Вечером двести тридцать второго дня просыпаюсь от шума дождя, барабанящего по железной крыше. На улице что-то скрипит и стонет. Только минуту спустя вспоминаю, где я. Вспоминаю долгий перелет, пропущенную пересадку, позднее прибытие в Сан-Хосе, безумную поездку на такси по незнакомым улицам.
В окно видно купу пальм, высоких и золотистых, которые качаются на ветру. Всюду жизнь. Дождь низвергается с неба бешеными потоками, а уже через несколько минут превращается в морось. Капли шлепают по банановым листьям под окном. Вдалеке кричат вороны и лают собаки. Звонит церковный колокол — один, два, три, четыре, пять раз.

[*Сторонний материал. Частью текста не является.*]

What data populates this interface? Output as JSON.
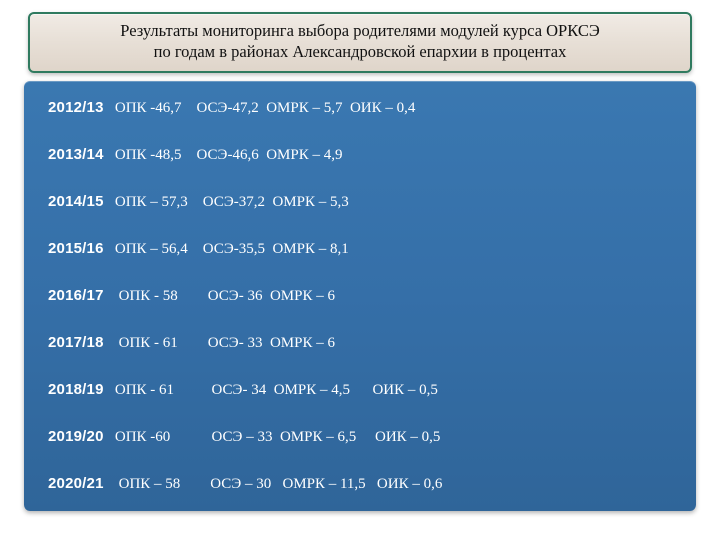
{
  "title": {
    "line1": "Результаты мониторинга выбора родителями модулей курса ОРКСЭ",
    "line2": "по годам в районах Александровской епархии в процентах"
  },
  "colors": {
    "title_border": "#2f7a5f",
    "title_bg_top": "#f1ebe5",
    "title_bg_bottom": "#dfd5ca",
    "panel_bg_top": "#3a78b1",
    "panel_bg_bottom": "#2f6599",
    "text_title": "#111111",
    "text_panel": "#ffffff"
  },
  "typography": {
    "title_fontsize": 16.5,
    "row_fontsize": 15,
    "year_font": "Arial",
    "body_font": "Georgia"
  },
  "rows": [
    {
      "year": "2012/13",
      "rest": "   ОПК -46,7    ОСЭ-47,2  ОМРК – 5,7  ОИК – 0,4"
    },
    {
      "year": "2013/14",
      "rest": "   ОПК -48,5    ОСЭ-46,6  ОМРК – 4,9"
    },
    {
      "year": "2014/15",
      "rest": "   ОПК – 57,3    ОСЭ-37,2  ОМРК – 5,3"
    },
    {
      "year": "2015/16",
      "rest": "   ОПК – 56,4    ОСЭ-35,5  ОМРК – 8,1"
    },
    {
      "year": "2016/17",
      "rest": "    ОПК - 58        ОСЭ- 36  ОМРК – 6"
    },
    {
      "year": "2017/18",
      "rest": "    ОПК - 61        ОСЭ- 33  ОМРК – 6"
    },
    {
      "year": "2018/19",
      "rest": "   ОПК - 61          ОСЭ- 34  ОМРК – 4,5      ОИК – 0,5"
    },
    {
      "year": "2019/20",
      "rest": "   ОПК -60           ОСЭ – 33  ОМРК – 6,5     ОИК – 0,5"
    },
    {
      "year": "2020/21",
      "rest": "    ОПК – 58        ОСЭ – 30   ОМРК – 11,5   ОИК – 0,6"
    }
  ]
}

Несколько часов назад, при приезде на место, мне открыла дверь женщина средних лет. За ее ноги цеплялись двое ребятишек.
— Buenos dias[11]. Я от Ника Элиота.
— Buenos dias, — ответила та. — Соледад. Я вас ждала.
Она улыбнулась и отодвинулась, приглашая войти.
Соледад показала комнату, и я поблагодарила ее, объяснив на ломаном испанском, что очень хочу спать.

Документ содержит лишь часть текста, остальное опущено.